Quote Originally Posted by tajoh111 View Post
Strange but smart move from AMD from a marketing stand point. However, I am starting to think by AMD launching cards this way, we could see the end of tradition game testing.

AMD cards are the opposite of Nvidia's where they guarantee a minimum level of performance by ensuring a minimum base clocks that closer to real clocks. AMD reviews advertise a maximum or at least above average level of performance out of the box and the noise levels are too much you lower the fan profile yourself. However unless your like Anandtech and mention how much the performance drops with slower fan profiles, you don't know how much performance you will lose by lower your fan profile(a drop of 7% fan speed led to a drop of 12% in performance). In addition, many of the test benches I saw used open cases which are sure to help a card the relys on cool air coming in for its performance.
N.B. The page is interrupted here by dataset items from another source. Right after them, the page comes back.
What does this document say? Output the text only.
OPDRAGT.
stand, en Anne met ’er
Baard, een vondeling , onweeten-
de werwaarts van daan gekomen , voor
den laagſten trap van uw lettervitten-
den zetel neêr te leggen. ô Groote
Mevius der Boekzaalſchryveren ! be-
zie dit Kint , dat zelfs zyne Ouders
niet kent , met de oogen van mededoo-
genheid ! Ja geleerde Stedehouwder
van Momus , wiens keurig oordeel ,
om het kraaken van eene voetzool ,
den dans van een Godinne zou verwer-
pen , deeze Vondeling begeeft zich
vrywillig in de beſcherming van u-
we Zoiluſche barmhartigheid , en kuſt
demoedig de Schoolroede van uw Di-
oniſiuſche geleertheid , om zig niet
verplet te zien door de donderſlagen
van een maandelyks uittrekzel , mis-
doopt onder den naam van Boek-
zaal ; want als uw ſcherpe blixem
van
If AMD continues to release the cards at loudest setting possible(not talking about 100% fan speed, but 2.5DB louder than a gtx 480 is loud) and basically leave it to people to reduce the fan profiles themselves, people will need to know even more(see the card in person) to see if the person could deal with the noise or actually know how much performance drops from lowering fan profile. People might not think a little drop in profile might not means much of a deviation from game performance from reviews but as anandtech showed.

http://www.anandtech.com/show/7481/t...-290-review/15

A 7% change in fan profile can lead to up to a 30% decrease in GPU frequency in certain games. Also by clocking cards closer to the limit without, knowing overclocking limits of a card become even more important now.

If people continue to not care about noise because they only look for performance, it basically encourage AMD to continue to put crappy coolers on their cards and additionally, clocks their cards as high as they can and let people gamble with noise and performance themselves. I mention gamble because unless reviews test for it, they don't know how much of a drop they will see.

Reviewers will have to change their testing methodology to ensure consumers know what they are getting(in addition all reviewers need to be testing in cases now). The performance of 290 series in general can vary too much(30% difference in clocks).

The r9-290 great performance per dollar, but its a really a test for consumers. In its traditional state which was default 40% fan profile and 12 percent slower, it still would have been a good value for the dollar, but putting noise on the line, AMD is seeing if people want performance more than noise.

If AMD is successful with this, I expect to see the same with Nvidia where we see them clock their cards much higher, give a higher fan profile and throw noise out the window and leave decreasing noise to the consumer.
tahoj111
It should be happy day for every graphic card buyer regardles what color they prefer or if they can remain neutral. Have lil fan and relax, let the AMD engineer do the work, hope they know better than you what are they doing. Let reviewers run the reviews looks to me most know what are they talking about.

I can assure you from all the forums I read, people know what are they buying and most are getting much better performance than the reviews because they know what has to be done as most of as do. Now I'm talking about the R9 290X, the R9 290 owners are probably going to be even more happy.